Columbia Baptist’s new building is a fresh start
By Alex Russell
Looking at the Columbia Baptist Church in Falls Church today, one will find a large area of occupied construction adjacent to the original building, with myriad vehicles and a large working steel crane. This work in progress is itself the result of more than a decade of planning and fundraising led by Columbia Baptist to renovate the established space and create a new, modern space for all visitors.
Jim Baucom, Columbia’s senior pastor, told The News-Press that they had been “working on the possibility of this building” for about 15 years, in a process that incorporated “several different plans [and] architects.
Part of the impetus for this project was functionality. Baucom explained that Columbia had been “overcrowded”, with its duties increasing to “five times a weekend”. Brett Flanders, the church’s executive director, agreed on the capacity issue, saying the renovation was “something that has been needed for some time”.
The church has a rich history, founded by abolitionists in rural Virginia.
The current project, which has an expected completion date somewhere in early 2023, according to Baucom, will feature “a new front door” with an entrance hall, making it easier to navigate on-site for newcomers. As Flanders explains, the current building has “26 doors” which made it difficult for people to tell exactly where to enter.
In addition to redoing the church’s “front door,” there will be a new, expanded “state-of-the-art worship center,” a larger and redone parking lot, an upgraded auditorium that can accommodate approximately 4,400 worshippers, new areas of education that will be used by the child development center, and a new church steeple, which will be “the tallest building in the city, apart from the radio towers”.
This new Columbia Baptist complex will also have a cafe, providing an additional opportunity for people to meet and converse.

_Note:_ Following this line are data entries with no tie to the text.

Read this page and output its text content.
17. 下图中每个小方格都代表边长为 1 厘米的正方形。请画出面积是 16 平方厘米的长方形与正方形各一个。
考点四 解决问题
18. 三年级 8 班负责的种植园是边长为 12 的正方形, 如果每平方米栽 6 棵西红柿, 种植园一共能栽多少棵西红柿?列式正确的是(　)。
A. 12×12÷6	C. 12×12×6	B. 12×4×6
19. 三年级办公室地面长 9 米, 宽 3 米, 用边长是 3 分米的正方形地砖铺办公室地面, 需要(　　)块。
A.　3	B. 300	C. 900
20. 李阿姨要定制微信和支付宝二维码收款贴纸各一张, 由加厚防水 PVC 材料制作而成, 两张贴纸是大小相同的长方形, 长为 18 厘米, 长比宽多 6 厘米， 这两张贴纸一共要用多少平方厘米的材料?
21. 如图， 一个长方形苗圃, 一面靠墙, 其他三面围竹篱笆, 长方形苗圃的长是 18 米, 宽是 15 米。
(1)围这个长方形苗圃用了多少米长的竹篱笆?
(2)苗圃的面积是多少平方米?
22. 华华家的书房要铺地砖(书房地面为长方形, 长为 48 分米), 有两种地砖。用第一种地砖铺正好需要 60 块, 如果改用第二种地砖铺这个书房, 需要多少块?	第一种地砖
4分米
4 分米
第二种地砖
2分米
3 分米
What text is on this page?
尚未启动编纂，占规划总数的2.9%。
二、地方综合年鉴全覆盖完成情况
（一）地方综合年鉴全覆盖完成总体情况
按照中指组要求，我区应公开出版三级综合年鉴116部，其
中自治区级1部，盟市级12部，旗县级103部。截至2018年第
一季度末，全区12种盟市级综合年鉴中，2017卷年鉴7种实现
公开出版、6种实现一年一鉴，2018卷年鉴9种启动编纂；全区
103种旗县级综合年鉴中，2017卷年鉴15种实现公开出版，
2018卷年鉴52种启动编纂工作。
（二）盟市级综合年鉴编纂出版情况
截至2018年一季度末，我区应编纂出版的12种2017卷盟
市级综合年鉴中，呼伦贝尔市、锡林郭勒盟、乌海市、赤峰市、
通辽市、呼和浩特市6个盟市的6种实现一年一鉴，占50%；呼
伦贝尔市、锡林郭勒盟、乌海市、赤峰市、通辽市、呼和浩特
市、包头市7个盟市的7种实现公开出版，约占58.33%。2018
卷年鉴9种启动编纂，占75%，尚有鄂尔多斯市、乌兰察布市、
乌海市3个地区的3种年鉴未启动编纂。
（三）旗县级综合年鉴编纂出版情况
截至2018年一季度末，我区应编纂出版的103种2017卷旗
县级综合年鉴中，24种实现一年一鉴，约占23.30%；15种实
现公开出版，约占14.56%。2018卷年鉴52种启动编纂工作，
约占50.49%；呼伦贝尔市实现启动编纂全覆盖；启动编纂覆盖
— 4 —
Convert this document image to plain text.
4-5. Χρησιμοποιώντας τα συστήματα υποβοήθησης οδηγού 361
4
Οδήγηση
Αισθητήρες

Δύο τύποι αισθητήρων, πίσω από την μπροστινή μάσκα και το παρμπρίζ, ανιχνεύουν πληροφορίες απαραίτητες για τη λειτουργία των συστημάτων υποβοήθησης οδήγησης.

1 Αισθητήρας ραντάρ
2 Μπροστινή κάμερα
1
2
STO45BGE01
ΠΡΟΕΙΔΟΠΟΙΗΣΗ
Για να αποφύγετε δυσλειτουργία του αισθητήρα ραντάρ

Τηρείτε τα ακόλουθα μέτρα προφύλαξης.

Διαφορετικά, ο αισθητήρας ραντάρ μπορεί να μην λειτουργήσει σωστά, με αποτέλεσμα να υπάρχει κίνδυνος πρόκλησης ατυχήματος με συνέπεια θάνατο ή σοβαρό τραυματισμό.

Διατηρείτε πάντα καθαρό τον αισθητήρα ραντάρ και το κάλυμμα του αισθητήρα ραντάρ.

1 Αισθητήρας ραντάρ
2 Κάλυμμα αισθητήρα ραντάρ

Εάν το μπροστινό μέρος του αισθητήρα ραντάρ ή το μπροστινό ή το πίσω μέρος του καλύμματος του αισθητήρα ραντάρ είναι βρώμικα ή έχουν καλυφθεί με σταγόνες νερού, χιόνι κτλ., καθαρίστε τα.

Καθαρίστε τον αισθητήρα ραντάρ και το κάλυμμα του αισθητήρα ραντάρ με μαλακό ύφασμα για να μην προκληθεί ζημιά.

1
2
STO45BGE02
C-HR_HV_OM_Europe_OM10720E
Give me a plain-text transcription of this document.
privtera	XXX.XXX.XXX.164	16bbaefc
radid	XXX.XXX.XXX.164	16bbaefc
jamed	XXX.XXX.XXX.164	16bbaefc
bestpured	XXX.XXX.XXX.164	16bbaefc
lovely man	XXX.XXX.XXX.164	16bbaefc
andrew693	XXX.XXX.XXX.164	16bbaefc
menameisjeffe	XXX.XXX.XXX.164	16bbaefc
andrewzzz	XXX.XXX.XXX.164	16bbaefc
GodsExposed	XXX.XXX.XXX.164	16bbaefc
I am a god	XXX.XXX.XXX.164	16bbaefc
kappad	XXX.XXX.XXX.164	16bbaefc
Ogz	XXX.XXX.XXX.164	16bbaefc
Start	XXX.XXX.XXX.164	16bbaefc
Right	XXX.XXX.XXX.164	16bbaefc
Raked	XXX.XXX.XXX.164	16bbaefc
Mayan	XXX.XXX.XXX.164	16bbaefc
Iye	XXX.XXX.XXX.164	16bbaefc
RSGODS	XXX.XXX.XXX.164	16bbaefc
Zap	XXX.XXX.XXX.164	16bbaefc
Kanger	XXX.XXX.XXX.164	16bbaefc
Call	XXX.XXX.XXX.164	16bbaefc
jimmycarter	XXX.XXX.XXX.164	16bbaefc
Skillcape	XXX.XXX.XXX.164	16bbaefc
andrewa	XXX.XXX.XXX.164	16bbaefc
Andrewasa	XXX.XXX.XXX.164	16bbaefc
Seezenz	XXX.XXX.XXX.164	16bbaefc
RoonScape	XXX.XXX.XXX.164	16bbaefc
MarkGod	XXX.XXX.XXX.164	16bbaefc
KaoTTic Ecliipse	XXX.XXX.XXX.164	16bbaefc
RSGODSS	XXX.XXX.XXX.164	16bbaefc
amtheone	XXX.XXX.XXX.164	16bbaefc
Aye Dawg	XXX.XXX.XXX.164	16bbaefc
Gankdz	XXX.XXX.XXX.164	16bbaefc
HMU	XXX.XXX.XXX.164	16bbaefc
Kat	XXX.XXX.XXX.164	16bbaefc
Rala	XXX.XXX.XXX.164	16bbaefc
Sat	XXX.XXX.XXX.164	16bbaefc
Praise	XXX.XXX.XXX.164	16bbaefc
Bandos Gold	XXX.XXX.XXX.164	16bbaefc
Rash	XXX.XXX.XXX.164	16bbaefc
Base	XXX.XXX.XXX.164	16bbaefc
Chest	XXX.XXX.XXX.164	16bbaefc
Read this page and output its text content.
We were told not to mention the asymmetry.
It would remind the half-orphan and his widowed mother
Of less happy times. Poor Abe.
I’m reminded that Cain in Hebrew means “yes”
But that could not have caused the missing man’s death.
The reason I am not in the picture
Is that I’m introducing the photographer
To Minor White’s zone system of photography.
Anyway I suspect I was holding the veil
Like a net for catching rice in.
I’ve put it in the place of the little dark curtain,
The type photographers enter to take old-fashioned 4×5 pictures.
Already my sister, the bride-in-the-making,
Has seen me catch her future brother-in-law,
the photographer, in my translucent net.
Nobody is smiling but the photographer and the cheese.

Regarding the Covid-19 pandemic, Flanders shared that the biggest obstacle was related to “supply chain problems, mainly [dealing] with steel. Construction was “suspended for two to three months” due to the suspension of the steel required. Site work using the crane began early last month. Flanders reports that they are “three-quarters of the way with steel.”
The lockdown was not without its silver lining, as Baucom pointed out the Covid-induced pause helped the overall process “when we got the work done on site”.
During the lockdown, the church focused on ensuring the new car park was paved and ready, as well as completing more work on the site – such as removing the old pavement – before resuming more important works. “Much of the facility is older,” Baucom added, so the lockdown has allowed time to be accomplished for significant redevelopment.
As construction progresses, Flanders considers many elements of the work “almost like an archaeological dig”, allowing people to see “what kind of changes have been made” throughout the long history of the building. building.
During “some work on the site, we found an old septic tank from the early 1900s”. Inside the current structure, “changes in elevation” and slight “shifts in [the] corridors” remind Flanders of the long and rich history linked to the church and its surroundings.
With a construction project of this size, providing financing and reducing future debt was a priority for the church from the start.
Along with donations from ‘long-time members’, Flanders said ‘fundraising campaigns’ constitute the bulk of their funds – a process by which people commit money over a long period of time to cover incurred expenses. , in this case, by construction and renovation. – ultimately raising “over $11 million”.
Looking ahead, Baucom is considering the ease of Covid restrictions and how it will continue to rush people back to in-person worship “at their own pace”.
“For some people,” adds Baucom, “it’s just hard to go back [that] social rhythm.
He acknowledges that going forward “it will take us some time to recover,” but he also argues that the church as a whole will need to take on a new perspective when construction is complete. This will be the time to “reposition”. The goal, as Baucom said, is to “grow the church that we are, as opposed to the church that we were.”
‘Churches can’t meet every need’, but Baucom hopes to see Columbia branch out and have its new, revamped auditorium space – which will be ‘the largest auditorium in the city, by far’ – fill others , maybe music or drama. targeted, uses.
Flanders adds that after all the planning, fundraising, building and renovations, he looks forward to welcoming visitors to a new vision of Columbia that is ready for more people, more events and greater community involvement within the small town. “I’m thrilled to continue to be able to serve the community… It’s been a long time coming.”